Nagare war kaum vom Telefonat zurück, als Nanako Matsubara vom Barhocker an der Theke unumwunden fragte: »Nagare, warum bist du nicht in Tokio geblieben? Findest du immer noch, dass es gut war, hierherzukommen?«
Nanako studierte an der Universität von Hakodate. Ihr hellbeiges Top hatte sie, wie es gerade modisch war, in die weite Hose gesteckt. Dazu trug sie dezentes Make-up, und ihr locker dauergewelltes Haar war mit einem Haargummi nach hinten gebunden.

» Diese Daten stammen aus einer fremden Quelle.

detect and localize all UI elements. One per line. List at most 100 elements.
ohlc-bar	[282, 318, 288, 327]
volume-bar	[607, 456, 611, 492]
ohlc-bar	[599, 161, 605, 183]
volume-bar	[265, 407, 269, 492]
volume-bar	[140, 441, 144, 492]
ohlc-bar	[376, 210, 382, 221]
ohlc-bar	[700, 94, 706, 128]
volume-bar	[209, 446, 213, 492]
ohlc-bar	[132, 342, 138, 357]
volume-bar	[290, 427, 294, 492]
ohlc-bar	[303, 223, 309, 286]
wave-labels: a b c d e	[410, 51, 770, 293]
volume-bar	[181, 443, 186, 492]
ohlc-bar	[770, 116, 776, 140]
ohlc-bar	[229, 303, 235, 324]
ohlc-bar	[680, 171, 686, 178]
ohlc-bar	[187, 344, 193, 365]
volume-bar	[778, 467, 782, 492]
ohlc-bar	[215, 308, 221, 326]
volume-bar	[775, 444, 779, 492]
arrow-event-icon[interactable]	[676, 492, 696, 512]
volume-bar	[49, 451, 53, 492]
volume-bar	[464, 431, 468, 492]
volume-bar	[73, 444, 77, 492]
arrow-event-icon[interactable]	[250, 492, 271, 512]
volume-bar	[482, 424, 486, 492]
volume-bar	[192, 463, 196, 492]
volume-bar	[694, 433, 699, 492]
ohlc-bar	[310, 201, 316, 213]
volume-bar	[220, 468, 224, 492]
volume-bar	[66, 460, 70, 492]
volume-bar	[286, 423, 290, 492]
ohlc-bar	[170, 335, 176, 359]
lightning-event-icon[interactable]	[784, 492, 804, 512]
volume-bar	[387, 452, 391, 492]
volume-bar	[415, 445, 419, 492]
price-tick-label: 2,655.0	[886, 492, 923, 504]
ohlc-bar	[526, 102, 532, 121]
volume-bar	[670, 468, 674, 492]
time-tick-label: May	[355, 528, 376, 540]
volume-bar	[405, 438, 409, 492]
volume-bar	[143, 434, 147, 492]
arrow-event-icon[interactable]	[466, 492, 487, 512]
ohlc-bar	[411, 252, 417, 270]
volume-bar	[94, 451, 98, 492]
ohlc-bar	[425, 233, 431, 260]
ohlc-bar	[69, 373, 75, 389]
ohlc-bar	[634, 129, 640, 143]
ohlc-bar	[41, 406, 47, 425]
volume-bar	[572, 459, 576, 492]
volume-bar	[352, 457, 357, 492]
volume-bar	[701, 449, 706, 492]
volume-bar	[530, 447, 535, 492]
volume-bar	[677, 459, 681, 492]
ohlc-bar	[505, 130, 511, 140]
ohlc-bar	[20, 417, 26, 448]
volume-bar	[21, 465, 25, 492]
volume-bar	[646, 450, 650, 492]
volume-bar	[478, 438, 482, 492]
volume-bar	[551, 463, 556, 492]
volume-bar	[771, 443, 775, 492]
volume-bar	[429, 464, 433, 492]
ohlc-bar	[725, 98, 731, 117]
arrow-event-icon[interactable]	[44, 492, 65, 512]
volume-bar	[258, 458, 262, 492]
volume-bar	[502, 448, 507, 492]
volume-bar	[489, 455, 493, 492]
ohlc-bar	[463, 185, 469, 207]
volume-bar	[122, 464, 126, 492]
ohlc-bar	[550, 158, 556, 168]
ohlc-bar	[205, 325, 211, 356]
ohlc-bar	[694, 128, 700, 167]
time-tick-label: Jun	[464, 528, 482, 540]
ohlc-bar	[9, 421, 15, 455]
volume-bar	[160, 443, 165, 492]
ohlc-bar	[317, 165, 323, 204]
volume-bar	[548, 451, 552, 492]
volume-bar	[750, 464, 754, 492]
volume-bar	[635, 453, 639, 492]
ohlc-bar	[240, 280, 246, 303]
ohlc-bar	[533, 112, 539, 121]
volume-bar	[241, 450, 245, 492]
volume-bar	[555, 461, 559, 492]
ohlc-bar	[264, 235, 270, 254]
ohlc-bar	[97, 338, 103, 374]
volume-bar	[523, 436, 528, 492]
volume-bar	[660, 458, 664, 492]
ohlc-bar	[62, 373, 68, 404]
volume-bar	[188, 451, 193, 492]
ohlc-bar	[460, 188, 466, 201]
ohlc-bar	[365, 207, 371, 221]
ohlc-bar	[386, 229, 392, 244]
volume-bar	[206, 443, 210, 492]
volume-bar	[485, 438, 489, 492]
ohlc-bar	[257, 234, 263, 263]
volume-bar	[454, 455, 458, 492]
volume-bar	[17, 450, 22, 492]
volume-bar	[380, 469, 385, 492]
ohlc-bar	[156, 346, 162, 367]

Nanako hatte gehört, dass Nagares verstorbene Frau aus der Vergangenheit kommen und ihre Tochter im Café in Tokio besuchen wollte. Für Nagare war das eine einmalige Gelegenheit, seine Ehefrau zu treffen, die er vierzehn lange Jahre nicht gesehen hatte, und Nanako fand es unbegreiflich, dass er mit ihr nur kurz telefoniert hatte, anstatt sie persönlich zu treffen.
»Ja, vielleicht«, erwiderte Nagare unbestimmt, ging an ihr vorbei und weiter hinter die Theke. Auf dem Hocker neben Nanako saß die schläfrig wirkende Saki Muraoka mit einem Buch in der Hand. Saki arbeitete in einem der örtlichen Krankenhäuser auf der psychiatrischen Station. Sowohl sie als auch Nanako waren hier im Café Stammgäste.
»Wolltest du sie denn nicht wiedersehen?« Nanako blickte Nagare, einen Riesen von annähernd zwei Metern Körpergröße, eindringlich an.
»Schon, aber ich musste die Tatsachen anerkennen.«
»Und die wären?«
»Sie kam, um ihre Tochter zu treffen, nicht mich.«
»Trotzdem.«
»Ist schon in Ordnung. Natürlich ist es inzwischen lange her, aber ich habe immer noch lebhafte Erinnerungen .«
Nagare wollte damit sagen, dass er alles unternommen hätte, um für Mutter und Tochter die knappe gemeinsame Zeit so wertvoll wie möglich zu machen.
»Du bist so gütig, Nagare«, bemerkte Nanako voller Bewunderung.
»Jesus!«, erwiderte er aufbrausend und bekam ganz rote Ohren.
»Kein Grund, sich zu schämen.«
»Davon bin ich weit entfernt«, entgegnete er und verzog sich eilig in die Küche, um Ruhe vor ihr zu haben.
An seiner Stelle kam Kazu Tokita aus der Küche. Über ihrer weißen Bluse und dem beigen Rüschenrock trug sie eine aquamarinblaue Kellnerschürze. Sie war siebenunddreißig, aber mit ihrer offenen und unbekümmerten Art wirkte sie deutlich jünger.
»Und? Bei Frage Nummer wie viel bist du gerade?«, fragte sie in Richtung Dr. Saki.
Jetzt wo Kazu hinter der Theke stand, wurde das Gesprächsthema gewechselt.
»Äh, Frage Nummer vierundzwanzig«, antwortete Saki, die neben Nanako saß. An deren Unterhaltung mit Nagare hatte sie nicht das geringste Interesse gezeigt und sich ganz ihrem Buch gewidmet.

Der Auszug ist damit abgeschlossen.